Лёха улыбнулся и кивнул. И Саня тоже. И Андрей. Потому что Валерка был хороший парень, и хороший бурила. И всё обошлось. И было ясно, что больше он никогда не будет рисковать чьей-то жизнью ради каких-то паршивых метров.

Каждый занял своё место, и буровая вновь ожила…


Ч И Р О К


Осень была в разгаре. Погода стояла чудесная – солнечная, мягкая. Золотые деньки. То и дело над головой пролетали стаи птиц, они отправлялись в тёплые края переждать надвигавшуюся зиму.

Андрей находился в ШН (шламово-насосной). Делать особенно было нечего: всё работало исправно, и он лишь следил за сетками, чтоб не засорились, а то раствор уйдёт.

Он курил у окна, точнее – у отверстия для окна, потому что ни рамы, ни стёкол в таком «окне» никогда не было. ШН – это большая железная коробка, в двух стенках которой прорезаны квадратные отверстия. Это и есть окна.

Из окна было видно свободное пространство – заболоченная местность. И днём и ночью сюда шли КамАЗы, они вываливали на болота щебёнку, та уходила вниз, тонула, но сверху сыпали ещё, ещё и ещё – до тех пор, пока она не переставала уходить. Тогда щебёнку разравнивали бульдозерами, и на отобранные у болота метры въезжали всё те же КамАЗы и опять сыпали щебень, много щебня, десятки, сотни, тысячи тонн.
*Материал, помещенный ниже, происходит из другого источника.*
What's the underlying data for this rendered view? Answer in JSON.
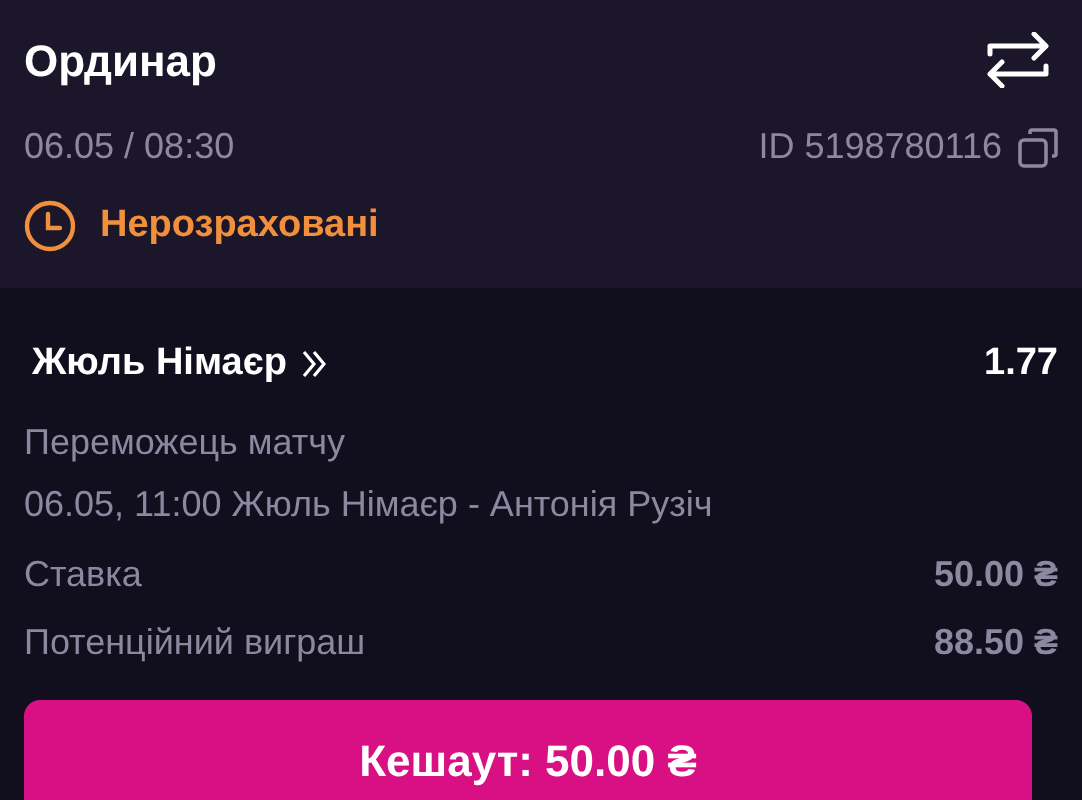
{
  "header": {
    "title": "Ординар",
    "date": "06.05 / 08:30",
    "bet_id": "ID 5198780116",
    "status": "Нерозраховані"
  },
  "selection": {
    "name": "Жюль Німаєр",
    "odds": "1.77",
    "market": "Переможець матчу",
    "event": "06.05, 11:00 Жюль Німаєр - Антонія Рузіч"
  },
  "rows": [
    {
      "label": "Ставка",
      "value": "50.00 ₴"
    },
    {
      "label": "Потенційний виграш",
      "value": "88.50 ₴"
    }
  ],
  "cashout_button": "Кешаут: 50.00 ₴"
}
Им нужно торопиться. Когда мы пробурим скважину до нужной отметки, ею займутся освоенцы, а буровую передвинут туда, где сейчас КамАЗы делают для неё площадку. Так мы и продвигаемся всё дальше и дальше в глубь тайги.

А справа виднелось одинокое дерево. Мёртвое дерево. Ещё совсем недавно оно было живым – пока сюда не пришли мы. Корни дерева впитали нефть, оно почернело и умерло…

В противоположное окно Андрей почти никогда не смотрел – в него был виден лишь отстойник, искусственный водоём для раствора. Впрочем, вряд ли его можно назвать водоёмом. Нет, вода в нём, конечно, была, но в этой воде были растворены десятки химикатов и нефть. Андрей не любил, когда в раствор добавляли нефть – у неё тяжёлый, угнетающий запах, от которого тут же начинала болеть голова.

Никакой жизни, естественно, в отстойнике не было. Никакого движения, лишь блестящая на солнце глянцевая гладь, всегда тихо, спокойно. Как на кладбище…

Но сегодня там что-то происходило, сегодня там было движение, и Андрей сразу обратил на это внимание. Он подошёл к окну и увидел, что в отстойнике плавает птица, небольшая дикая утка. Ба! откуда ж ты взялась?! Отстала от своих и решила подкормиться?
Глупая утка всё ныряла и ныряла, надеясь найти хоть что-нибудь съестное – червячка, личинку, водоросль. Но ничего, ничего в этом мёртвом месте не было. Утка устала и выбралась на берег. Тогда Андрей вышел на улицу и попытался спугнуть её, замахав руками и закричав:
- Лети отсюда! Нет здесь ничего! Кыш!

Но птица не улетела, вместо этого она опять прыгнула в отстойник. Вот дурёха! Андрей вернулся в ШН, чтобы дать ей возможность выбраться на берег и обсохнуть. Утка действительно выбралась из отстойника и принялась чистить пёрышки. Андрей долго наблюдал за ней, пока не понял, что все старания птицы тщетны – её перья пропитались нефтью, склеились, и ей не удастся привести их в порядок. И взлететь она не сможет. Если ей не помочь.

Андрей снял спецовку, вышел на улицу, осторожно обошёл ШН с левой стороны, где был отстойник, чтобы утка вновь не кинулась в него, тихонько подкрался к ней. Увлечённая личной гигиеной, она его не заметила. Выждав удобный момент, он стремительно прыгнул и накрыл птицу спецовкой. Со своей добычей он вернулся в ШН, где его с улыбкой ждал Лёха, первый помбур.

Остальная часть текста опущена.